Factors that don’t produce risk
As we stated, a person with the latent infection doesn’t spread the disease to others. In the same way, tuberculosis doesn’t spread by contacts such as shaking hands or sharing personal items (toothbrush, silverware, etc.).
Nor does it spread by sharing food or drinks, kissing, using the same toilet, or by coming into contact with an infected person’s bedding. It’s not necessary to disinfect surfaces that a person with pulmonary tuberculosis has touched.

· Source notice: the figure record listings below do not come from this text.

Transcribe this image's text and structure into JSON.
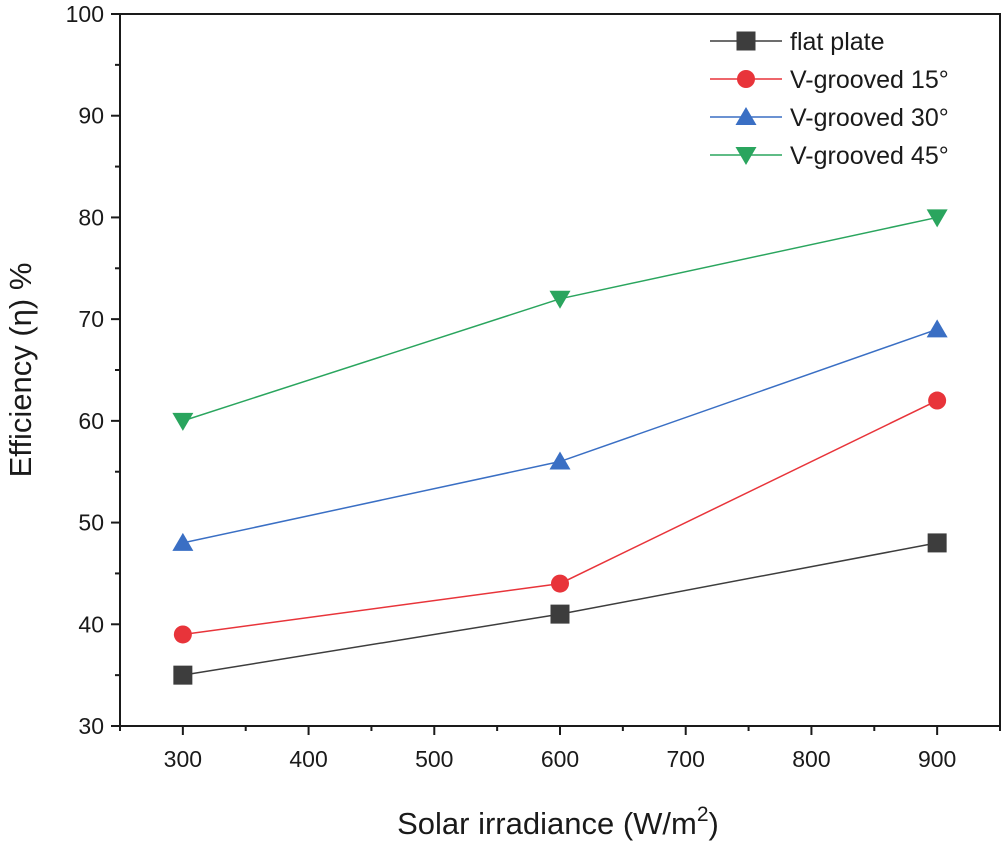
{
  "chart_data": {
    "type": "line",
    "title": "",
    "xlabel": "Solar irradiance (W/m",
    "xlabel_superscript": "2",
    "xlabel_suffix": ")",
    "ylabel": "Efficiency (η) %",
    "xlim": [
      250,
      950
    ],
    "ylim": [
      30,
      100
    ],
    "xticks": [
      300,
      400,
      500,
      600,
      700,
      800,
      900
    ],
    "yticks": [
      30,
      40,
      50,
      60,
      70,
      80,
      90,
      100
    ],
    "x": [
      300,
      600,
      900
    ],
    "legend_position": "top-right",
    "grid": false,
    "series": [
      {
        "name": "flat plate",
        "values": [
          35,
          41,
          48
        ],
        "color": "#3d3d3d",
        "marker": "square"
      },
      {
        "name": "V-grooved 15°",
        "values": [
          39,
          44,
          62
        ],
        "color": "#e8343a",
        "marker": "circle"
      },
      {
        "name": "V-grooved 30°",
        "values": [
          48,
          56,
          69
        ],
        "color": "#3a6fc4",
        "marker": "triangle-up"
      },
      {
        "name": "V-grooved 45°",
        "values": [
          60,
          72,
          80
        ],
        "color": "#2aa55e",
        "marker": "triangle-down"
      }
    ]
  }
}
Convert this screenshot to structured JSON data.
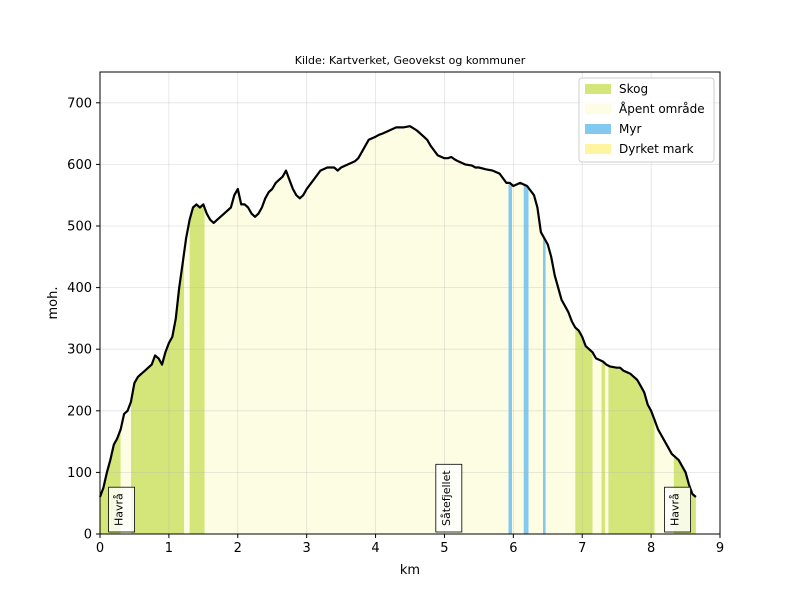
{
  "chart_data": {
    "type": "area",
    "title": "Kilde: Kartverket, Geovekst og kommuner",
    "xlabel": "km",
    "ylabel": "moh.",
    "xlim": [
      0,
      9
    ],
    "ylim": [
      0,
      750
    ],
    "xticks": [
      0,
      1,
      2,
      3,
      4,
      5,
      6,
      7,
      8,
      9
    ],
    "yticks": [
      0,
      100,
      200,
      300,
      400,
      500,
      600,
      700
    ],
    "grid": true,
    "legend_position": "top-right",
    "legend": [
      {
        "key": "skog",
        "label": "Skog",
        "color": "#d4e57a"
      },
      {
        "key": "apent",
        "label": "Åpent område",
        "color": "#fdfde4"
      },
      {
        "key": "myr",
        "label": "Myr",
        "color": "#82c8ef"
      },
      {
        "key": "dyrket",
        "label": "Dyrket mark",
        "color": "#fff5a0"
      }
    ],
    "profile": {
      "x": [
        0,
        0.05,
        0.1,
        0.15,
        0.2,
        0.25,
        0.3,
        0.35,
        0.4,
        0.45,
        0.5,
        0.55,
        0.6,
        0.65,
        0.7,
        0.75,
        0.8,
        0.85,
        0.9,
        0.95,
        1.0,
        1.05,
        1.1,
        1.15,
        1.2,
        1.25,
        1.3,
        1.35,
        1.4,
        1.45,
        1.5,
        1.55,
        1.6,
        1.65,
        1.7,
        1.8,
        1.9,
        1.95,
        2.0,
        2.05,
        2.1,
        2.15,
        2.2,
        2.25,
        2.3,
        2.35,
        2.4,
        2.45,
        2.5,
        2.55,
        2.6,
        2.65,
        2.7,
        2.75,
        2.8,
        2.85,
        2.9,
        2.95,
        3.0,
        3.1,
        3.2,
        3.3,
        3.4,
        3.45,
        3.5,
        3.6,
        3.7,
        3.75,
        3.8,
        3.9,
        4.0,
        4.05,
        4.1,
        4.2,
        4.3,
        4.4,
        4.5,
        4.6,
        4.7,
        4.75,
        4.8,
        4.9,
        5.0,
        5.05,
        5.1,
        5.15,
        5.2,
        5.3,
        5.4,
        5.45,
        5.5,
        5.6,
        5.7,
        5.8,
        5.9,
        5.95,
        6.0,
        6.1,
        6.2,
        6.3,
        6.35,
        6.4,
        6.5,
        6.55,
        6.6,
        6.7,
        6.8,
        6.85,
        6.9,
        6.95,
        7.0,
        7.05,
        7.1,
        7.15,
        7.2,
        7.3,
        7.35,
        7.4,
        7.5,
        7.55,
        7.6,
        7.7,
        7.75,
        7.8,
        7.85,
        7.9,
        7.95,
        8.0,
        8.05,
        8.1,
        8.2,
        8.3,
        8.4,
        8.5,
        8.55,
        8.6,
        8.65
      ],
      "y": [
        60,
        75,
        100,
        120,
        145,
        155,
        170,
        195,
        200,
        215,
        245,
        255,
        260,
        265,
        270,
        275,
        290,
        285,
        275,
        295,
        310,
        320,
        350,
        400,
        440,
        480,
        510,
        530,
        535,
        530,
        535,
        520,
        510,
        505,
        510,
        520,
        530,
        550,
        560,
        535,
        535,
        530,
        520,
        515,
        520,
        530,
        545,
        555,
        560,
        570,
        575,
        580,
        590,
        575,
        560,
        550,
        545,
        550,
        560,
        575,
        590,
        595,
        595,
        590,
        595,
        600,
        605,
        610,
        620,
        640,
        645,
        648,
        650,
        655,
        660,
        660,
        662,
        655,
        645,
        640,
        630,
        615,
        610,
        610,
        612,
        608,
        605,
        600,
        598,
        595,
        595,
        592,
        590,
        585,
        570,
        570,
        565,
        570,
        565,
        550,
        530,
        490,
        470,
        450,
        420,
        380,
        360,
        345,
        335,
        330,
        320,
        305,
        300,
        295,
        285,
        280,
        275,
        272,
        270,
        270,
        265,
        260,
        255,
        250,
        240,
        230,
        210,
        200,
        185,
        170,
        150,
        130,
        120,
        100,
        80,
        65,
        60
      ]
    },
    "landcover": [
      {
        "from": 0.0,
        "to": 0.3,
        "type": "skog"
      },
      {
        "from": 0.3,
        "to": 0.45,
        "type": "apent"
      },
      {
        "from": 0.45,
        "to": 1.22,
        "type": "skog"
      },
      {
        "from": 1.22,
        "to": 1.3,
        "type": "apent"
      },
      {
        "from": 1.3,
        "to": 1.52,
        "type": "skog"
      },
      {
        "from": 1.52,
        "to": 5.93,
        "type": "apent"
      },
      {
        "from": 5.93,
        "to": 5.98,
        "type": "myr"
      },
      {
        "from": 5.98,
        "to": 6.15,
        "type": "apent"
      },
      {
        "from": 6.15,
        "to": 6.22,
        "type": "myr"
      },
      {
        "from": 6.22,
        "to": 6.43,
        "type": "apent"
      },
      {
        "from": 6.43,
        "to": 6.47,
        "type": "myr"
      },
      {
        "from": 6.47,
        "to": 6.9,
        "type": "apent"
      },
      {
        "from": 6.9,
        "to": 7.15,
        "type": "skog"
      },
      {
        "from": 7.15,
        "to": 7.28,
        "type": "apent"
      },
      {
        "from": 7.28,
        "to": 7.33,
        "type": "skog"
      },
      {
        "from": 7.33,
        "to": 7.38,
        "type": "apent"
      },
      {
        "from": 7.38,
        "to": 8.05,
        "type": "skog"
      },
      {
        "from": 8.05,
        "to": 8.33,
        "type": "apent"
      },
      {
        "from": 8.33,
        "to": 8.65,
        "type": "skog"
      }
    ],
    "places": [
      {
        "name": "Havrå",
        "x": 0.27
      },
      {
        "name": "Såtefjellet",
        "x": 5.02
      },
      {
        "name": "Havrå",
        "x": 8.34
      }
    ]
  }
}
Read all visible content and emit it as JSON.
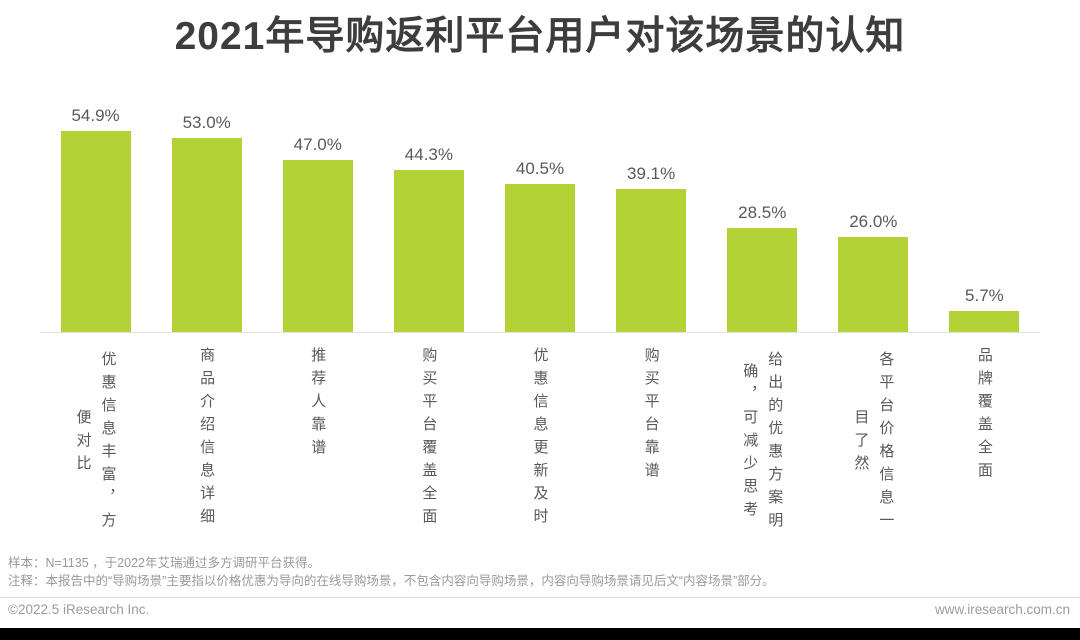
{
  "chart_data": {
    "type": "bar",
    "title": "2021年导购返利平台用户对该场景的认知",
    "categories": [
      "优惠信息丰富，方便对比",
      "商品介绍信息详细",
      "推荐人靠谱",
      "购买平台覆盖全面",
      "优惠信息更新及时",
      "购买平台靠谱",
      "给出的优惠方案明确，可减少思考",
      "各平台价格信息一目了然",
      "品牌覆盖全面"
    ],
    "values": [
      54.9,
      53.0,
      47.0,
      44.3,
      40.5,
      39.1,
      28.5,
      26.0,
      5.7
    ],
    "value_labels": [
      "54.9%",
      "53.0%",
      "47.0%",
      "44.3%",
      "40.5%",
      "39.1%",
      "28.5%",
      "26.0%",
      "5.7%"
    ],
    "xlabel": "",
    "ylabel": "",
    "ylim": [
      0,
      60
    ],
    "grid": false,
    "legend": "none",
    "bar_color": "#b2d235",
    "value_label_position": "above-bar",
    "category_label_orientation": "vertical"
  },
  "notes": {
    "sample_note": "样本：N=1135 ，于2022年艾瑞通过多方调研平台获得。",
    "annotation_note": "注释：本报告中的“导购场景”主要指以价格优惠为导向的在线导购场景，不包含内容向导购场景，内容向导购场景请见后文“内容场景”部分。"
  },
  "footer": {
    "copyright": "©2022.5 iResearch Inc.",
    "website": "www.iresearch.com.cn"
  },
  "colors": {
    "bar": "#b2d235",
    "title_text": "#3d3d3d",
    "label_text": "#595959",
    "note_text": "#9a9a9a",
    "footer_text": "#9c9c9c",
    "baseline": "#e4e4e4",
    "bottom_bar": "#000000"
  }
}
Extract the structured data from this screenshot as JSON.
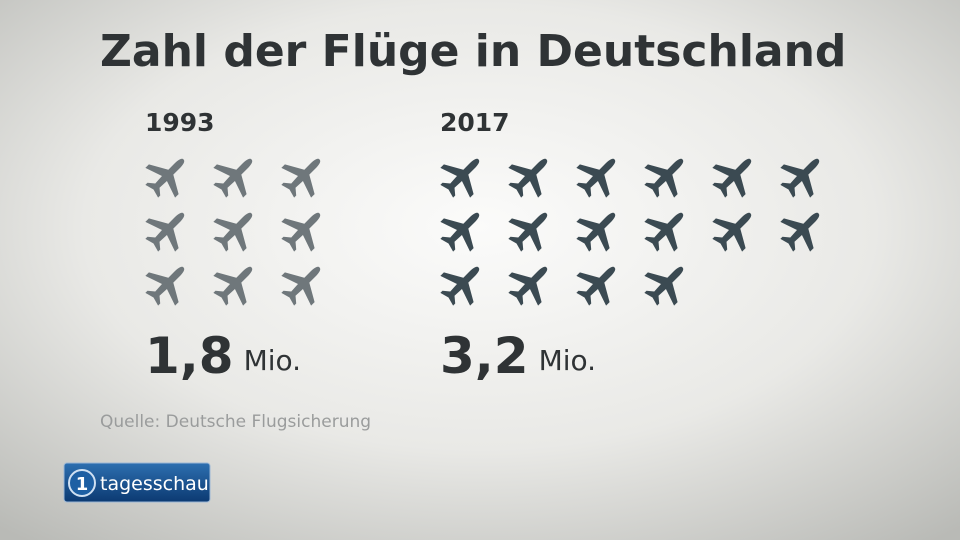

Symptoms of Pulmonary Tuberculosis
The most conventional symptom of pulmonary tuberculosis is a severe cough that can last three weeks or more. This cough is usually accompanied by bloody sputum. The affected person feels great discomfort and has the following symptoms:
- Chest pain
- Weakness or fatigue with lack of appetite, leading to weight loss
- Fever and chills with night sweats
- Wheezing in the chest and difficulty breathing
Some people with pulmonary tuberculosis also have so-called Hippocratic fingers in the advanced stages. These have a widening, drum-stick shape, and a change in the angle of the nail growth.
It’s also common to have tender or swollen lymph nodes in the neck and other parts of the body. Similarly, there may be pleural effusion, that is, fluid around the lung. In some cases, complications appear such as liver inflammation, brown or orange tears and urine, rash, and vision changes.
Early detection improves prognosis
Patients with the latent infection don’t have any symptoms or feel any discomfort. A skin test or blood test reveals that they are positive for TB when they undergo testing for another reason. Even if there are no symptoms, it’s important to initiate treatment to prevent progression of the disorder.
When the detection and treatment of pulmonary tuberculosis takes place early on, prognosis is excellent. Symptoms usually disappear within two to three weeks. Failure to treat the disease properly has fatal consequences.